Século XX vs. século XXI
Entretanto, foi anunciado que os presidentes de cinco países da antiga esfera soviética - Polónia, Ucrânia e os três Estados bálticos - se vão deslocar a Tbilissi para apoiar a Geórgia. A Ucrânia foi a mais activa no apoio a Tbilissi e ameaçou bloquear o regresso da frota russa, caso os navios tomem parte num bloqueio marítimo à Geórgia, diz a Reuters.
Num artigo de opinião no Wall Street Journal Europe, o Presidente da Geórgia apresenta o seu país como aquele que, entre os países da antiga União Soviética, "mais progresso fez para a consolidação da democracia, a erradicação da corrupção e a construção de uma política externa independente", depois da revolução pacífica de 2004 que o levou ao poder. "É precisamente isso que a Rússia tenta destruir."
O conflito em curso no Cáucaso, continuou Saakashvili, "é sobre as grandes lutas de poder pela influência no século XX contra a via de integração e unidade definida pela União Europeia no século XXI".

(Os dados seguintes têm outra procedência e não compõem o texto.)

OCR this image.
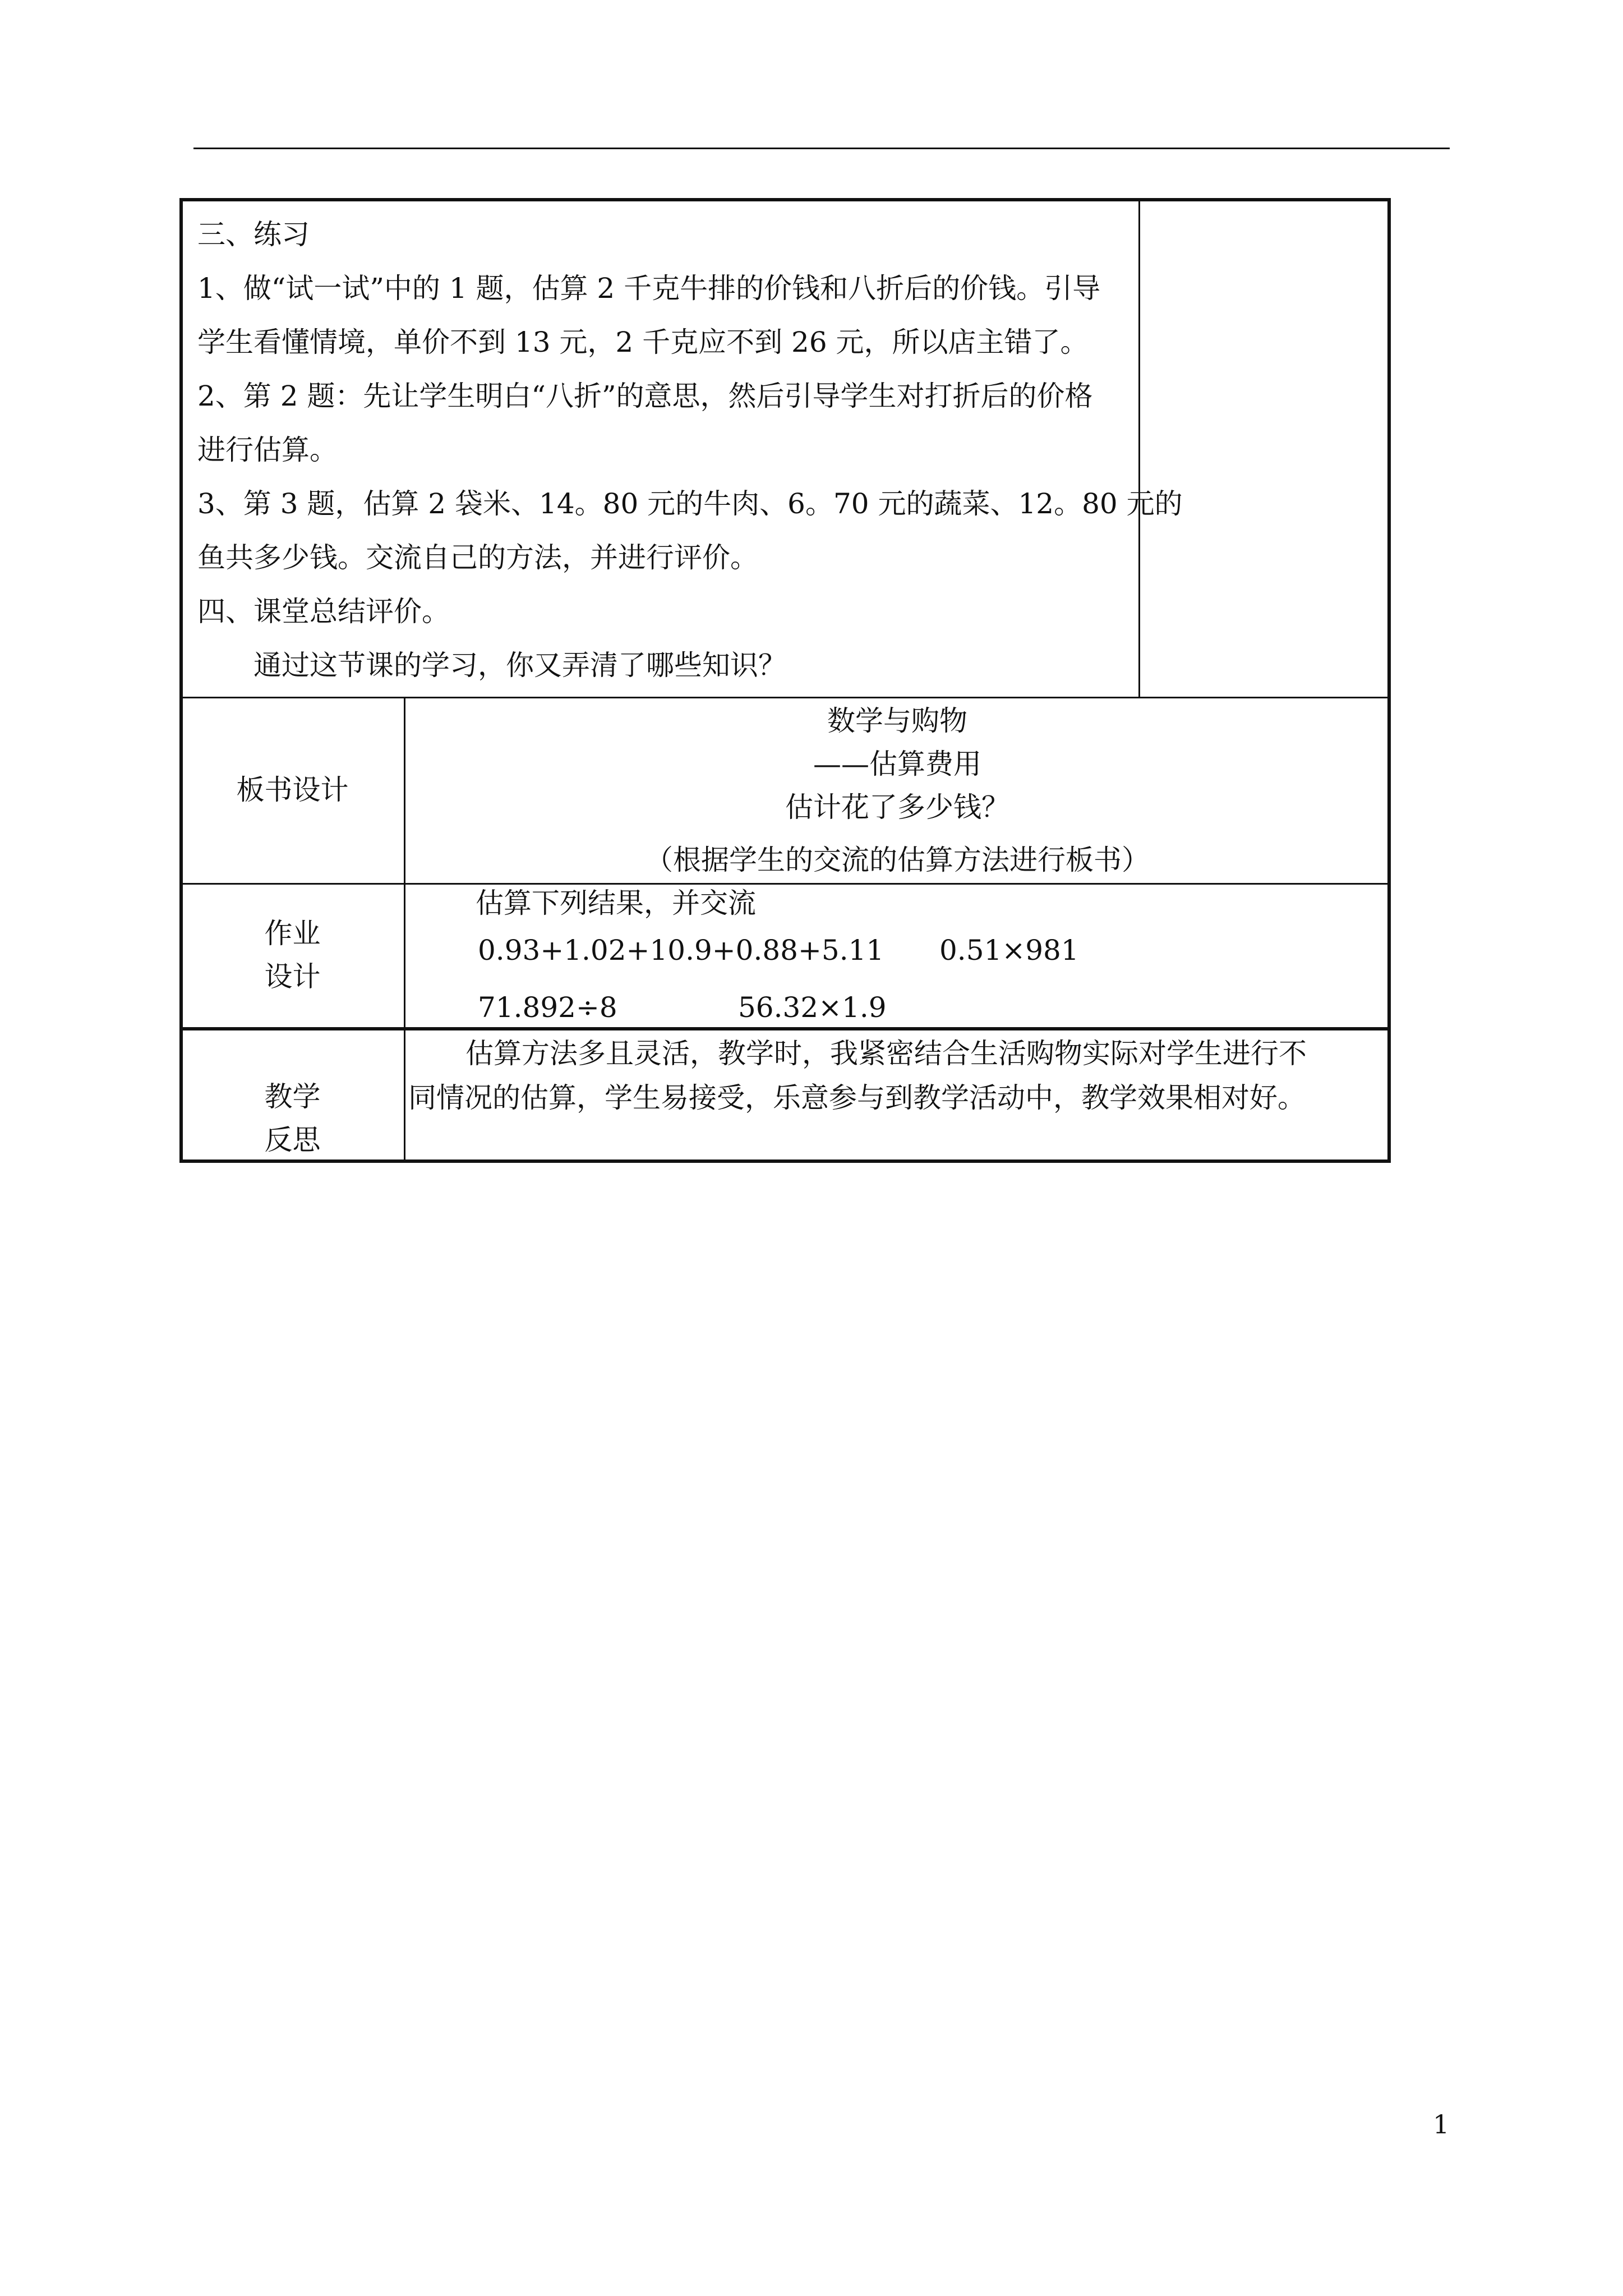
三、练习
1、做“试一试”中的 1 题，估算 2 千克牛排的价钱和八折后的价钱。引导
学生看懂情境，单价不到 13 元，2 千克应不到 26 元，所以店主错了。
2、第 2 题：先让学生明白“八折”的意思，然后引导学生对打折后的价格
进行估算。
3、第 3 题，估算 2 袋米、14。80 元的牛肉、6。70 元的蔬菜、12。80 元的
鱼共多少钱。交流自己的方法，并进行评价。
四、课堂总结评价。
通过这节课的学习，你又弄清了哪些知识？
板书设计
数学与购物
——估算费用
估计花了多少钱？
（根据学生的交流的估算方法进行板书）
作业
设计
估算下列结果，并交流
0.93+1.02+10.9+0.88+5.11 0.51×981
71.892÷8	56.32×1.9
教学
反思
估算方法多且灵活，教学时，我紧密结合生活购物实际对学生进行不
同情况的估算，学生易接受，乐意参与到教学活动中，教学效果相对好。
1
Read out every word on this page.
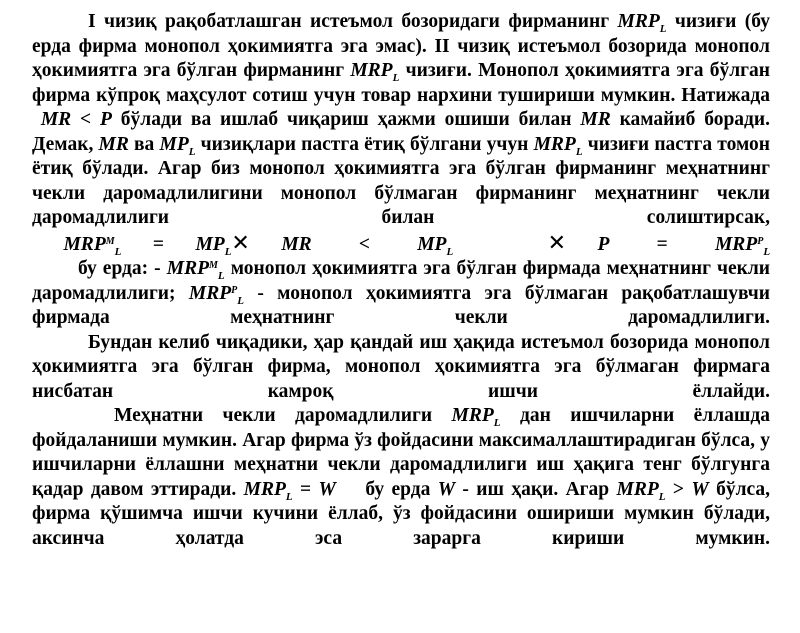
I чизиқ рақобатлашган истеъмол бозоридаги фирманинг $MRP_L$ чизиғи (бу ерда фирма монопол ҳокимиятга эга эмас). II чизиқ истеъмол бозорида монопол ҳокимиятга эга бўлган фирманинг $MRP_L$ чизиғи. Монопол ҳокимиятга эга бўлган фирма кўпроқ маҳсулот сотиш учун товар нархини тушириши мумкин. Натижада  MR < P бўлади ва ишлаб чиқариш ҳажми ошиши билан MR камайиб боради. Демак, MR ва $MP_L$ чизиқлари пастга ётиқ бўлгани учун $MRP_L$ чизиғи пастга томон ётиқ бўлади. Агар биз монопол ҳокимиятга эга бўлган фирманинг меҳнатнинг чекли даромадлилигини монопол бўлмаган фирманинг меҳнатнинг чекли даромадлилиги билан солиштирсак,   $MRP^M_L$ = $MP_L✕$ MR < $MP_L$	✕ $P = MRP^P_L$

бу ерда: - $MRP^M_L$ монопол ҳокимиятга эга бўлган фирмада меҳнатнинг чекли даромадлилиги; $MRP^P_L$ - монопол ҳокимиятга эга бўлмаган рақобатлашувчи фирмада меҳнатнинг чекли даромадлилиги.

Бундан келиб чиқадики, ҳар қандай иш ҳақида истеъмол бозорида монопол ҳокимиятга эга бўлган фирма, монопол ҳокимиятга эга бўлмаган фирмага нисбатан камроқ ишчи ёллайди.

Меҳнатни чекли даромадлилиги $MRP_L$ дан ишчиларни ёллашда фойдаланиши мумкин. Агар фирма ўз фойдасини максималлаштирадиган бўлса, у ишчиларни ёллашни меҳнатни чекли даромадлилиги иш ҳақига тенг бўлгунга қадар давом эттиради. $MRP_L = W$ бу ерда W - иш ҳақи. Агар $MRP_L > W$ бўлса, фирма қўшимча ишчи кучини ёллаб, ўз фойдасини ошириши мумкин бўлади, аксинча ҳолатда эса зарарга кириши мумкин.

Ossétia do Sul e Abkházia são de facto independentes mas formalmente pertencem à Geórgia. Quando chegou ao poder, Saakashvili declarou que a sua prioridade era voltar a ter as duas regiões sob controlo de Tbilissi. A Rússia sempre mostrou especial apoio político e financeiro a ambas as regiões, um apoio ainda mais forte após a declaração da independência do Kosovo, em Fevereiro, contra a vontade da Sérvia e da Rússia.
Os EUA acusaram ontem a Rússia de preparar antecipadamente a invasão da Geórgia. "Ouvimos que as tropas russas que entraram na Abkházia há uns meses estavam numa missão humanitária - agora sabemos que estas forças reconstruíram os caminhos-de-ferro para permitir a chegada de munições para uma invasão russa."